The business implications of this confusion are not trivial. AES-128 is deeply embedded in performance-sensitive applications: real-time payment processing, high-throughput database encryption, embedded systems, and IoT devices where computational overhead is a genuine constraint. Migrating to AES-256 doubles the key size and increases encryption overhead — measurably so in constrained environments. For UAE fintech companies processing millions of transactions daily, or for smart city infrastructure deployments across Dubai and Abu Dhabi, the performance costs of an unnecessary migration from AES-128 to AES-256 are real, while the security gain is theoretical and marginal under any plausible quantum threat model.
This is not an argument for complacency. The post-quantum cryptography transition is urgent and enterprises that have not begun migrating their asymmetric key infrastructure are genuinely exposed. Harvest-now-decrypt-later attacks — in which adversaries collect encrypted data today with the intention of decrypting it once quantum computers mature — pose a legitimate near-term risk for data with long confidentiality horizons, such as state secrets, medical records, or long-term financial positions. The guidance from NIST, CISA, and equivalent bodies in the GCC is to prioritise replacing RSA, Diffie-Hellman, and elliptic-curve algorithms with CRYSTALS-Kyber, CRYSTALS-Dilithium, and related post-quantum standards.
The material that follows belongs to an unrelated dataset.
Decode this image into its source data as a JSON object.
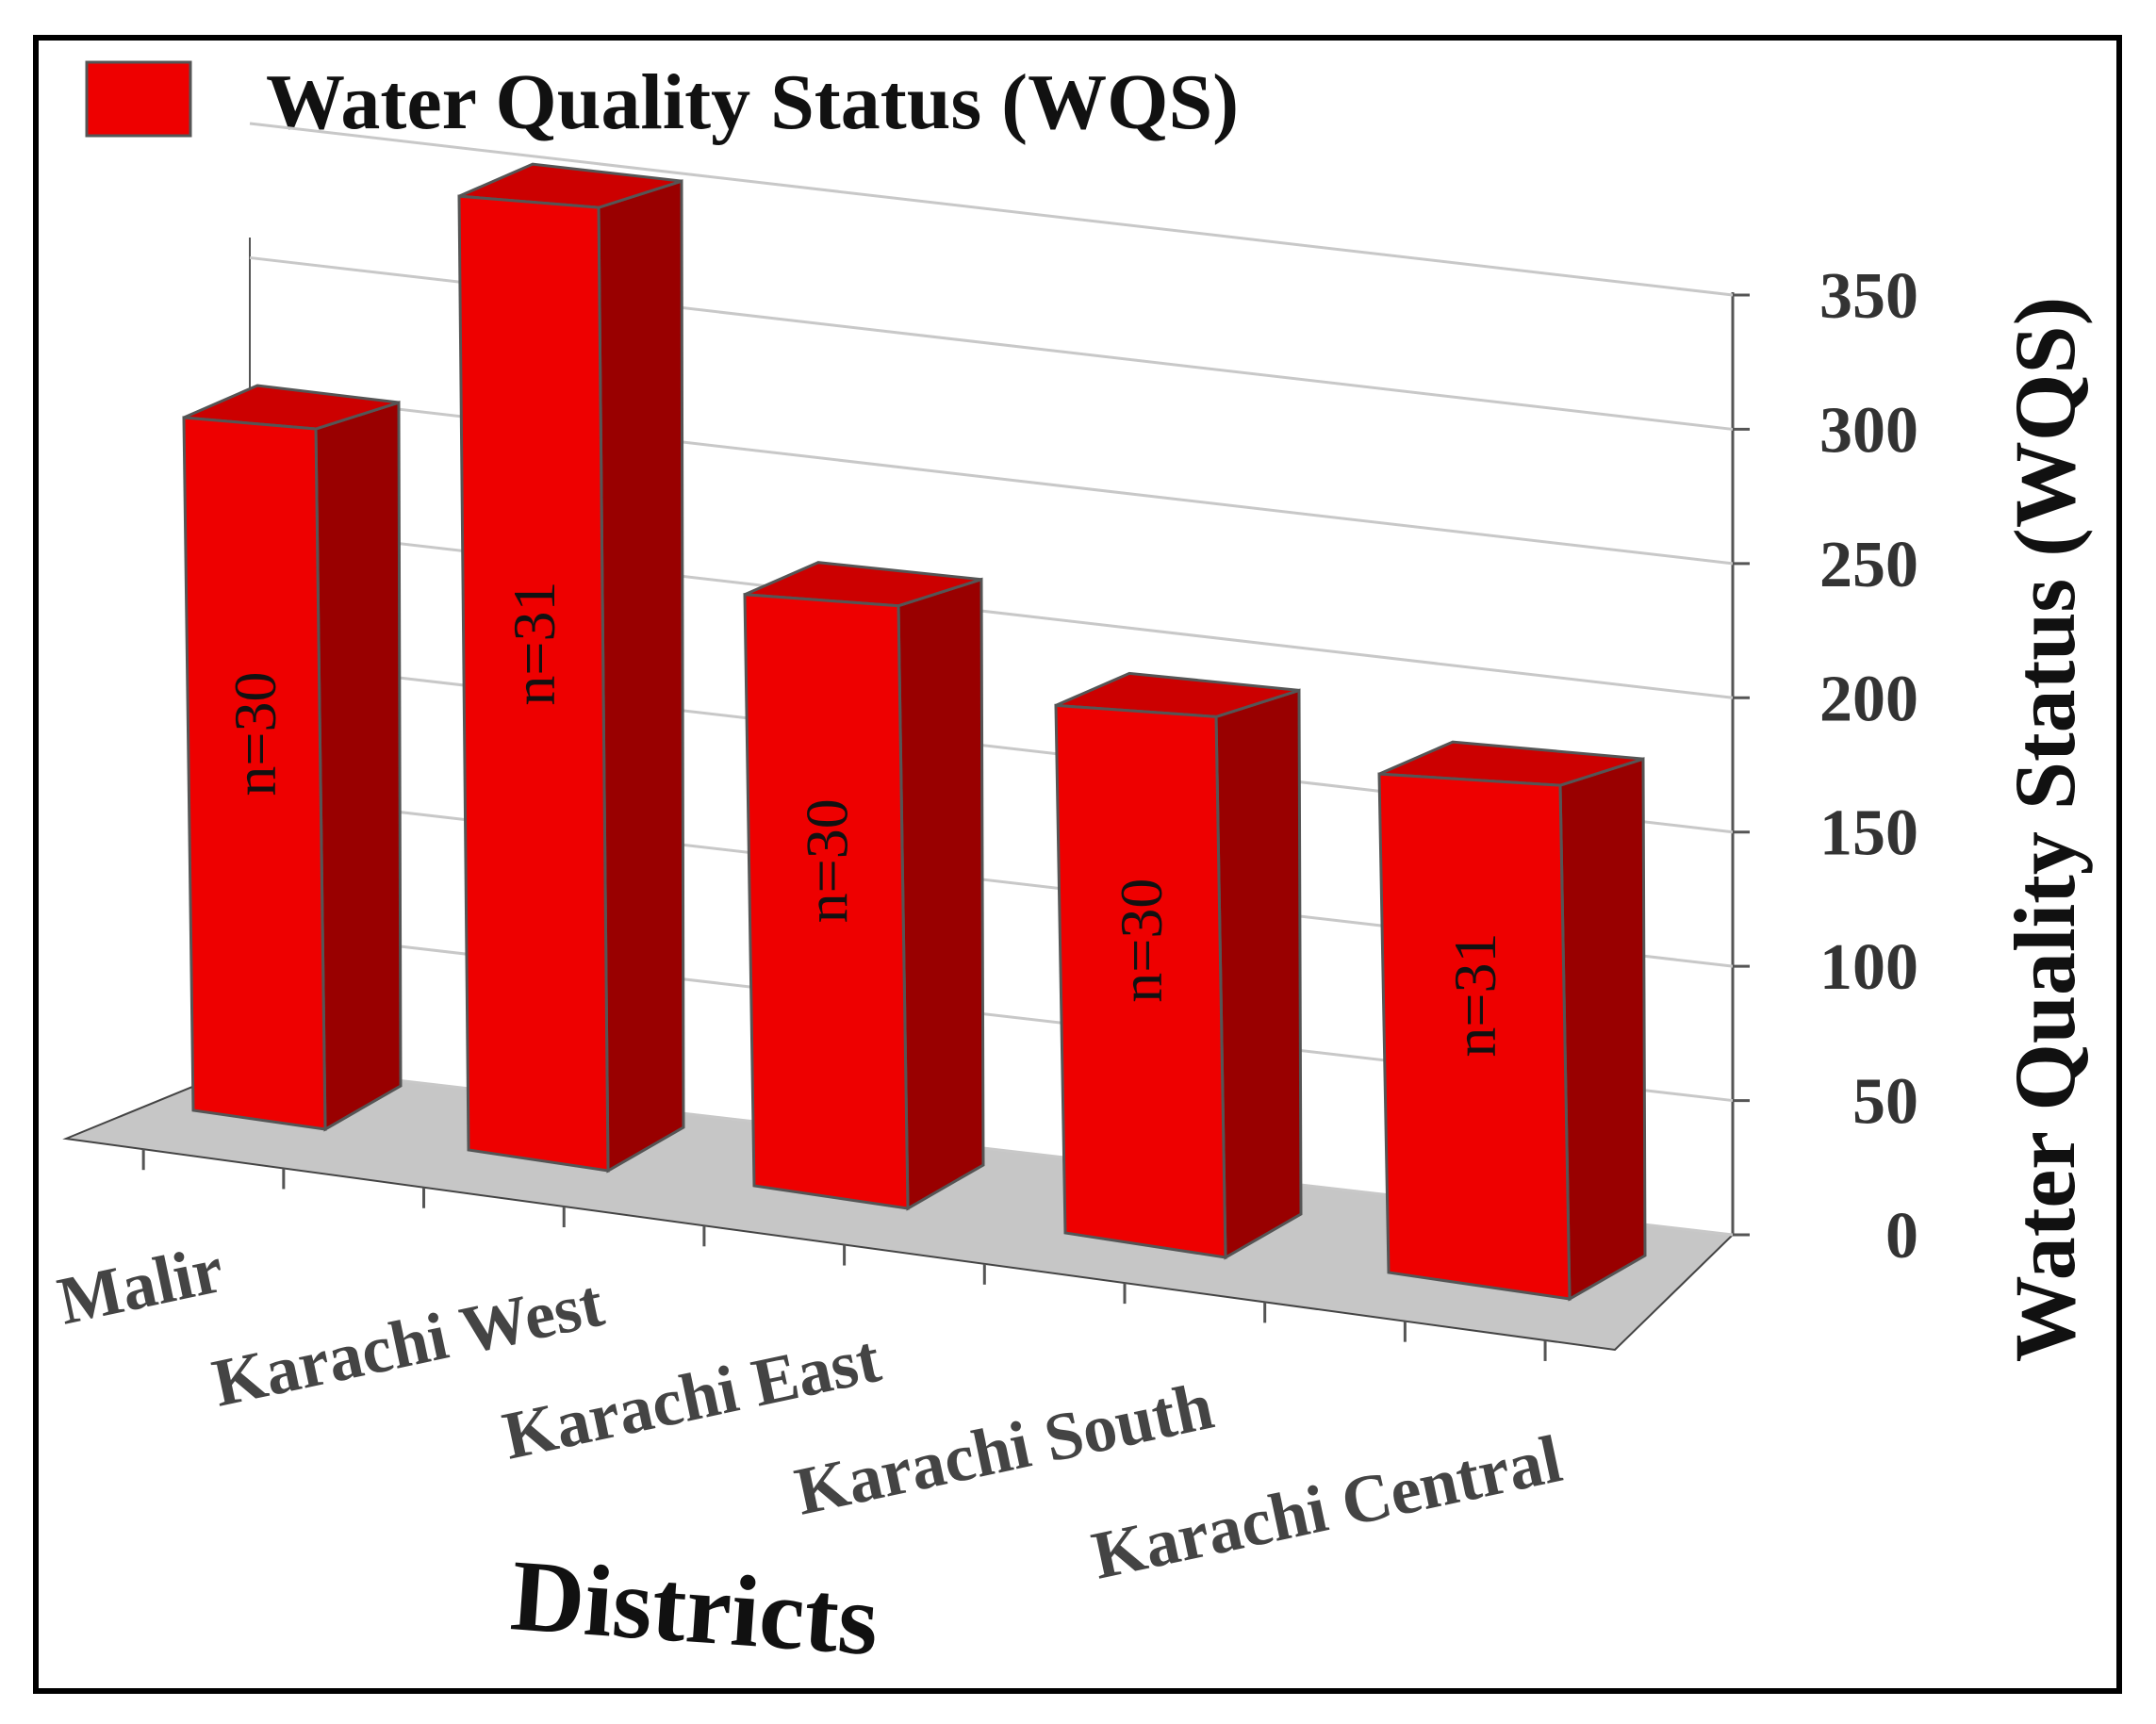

What the guidance does not say — and what the evidence does not support — is that AES-128 requires replacement on quantum grounds. The security community’s leading voices have been remarkably consistent on this point. Bruce Schneier, one of the most widely cited cryptographers in enterprise security circles, has noted publicly that organisations conflating the symmetric and asymmetric quantum threats are misprioritising their remediation efforts. The NIST post-quantum project team has echoed similar sentiments in its published documentation.
For CISOs in the Gulf region navigating vendor pressures, board-level anxiety about quantum computing, and genuinely limited engineering bandwidth, the practical message is clarifying: AES-128 is not your quantum problem. Your quantum problem is the public-key infrastructure underpinning your VPNs, your certificate chains, your key exchange protocols, and your digital signatures. Fix those first — and fix them soon, because the migration is complex and time-consuming. AES-128 can wait, not because quantum computing is not coming, but because when it does arrive, AES-128 will still be standing.
The broader lesson here is about the cost of cryptographic panic. Misallocated security spending driven by misunderstood threat models does not make organisations safer — it exhausts finite budgets and engineering capacity on the wrong targets while leaving genuine vulnerabilities unaddressed. In a region where digital infrastructure investment is accelerating rapidly, that kind of misdirection carries compounding costs. Quantum readiness is a serious discipline. It deserves serious analysis, not reflexive reaction to algorithm names that sound threatening without reading the underlying mathematics.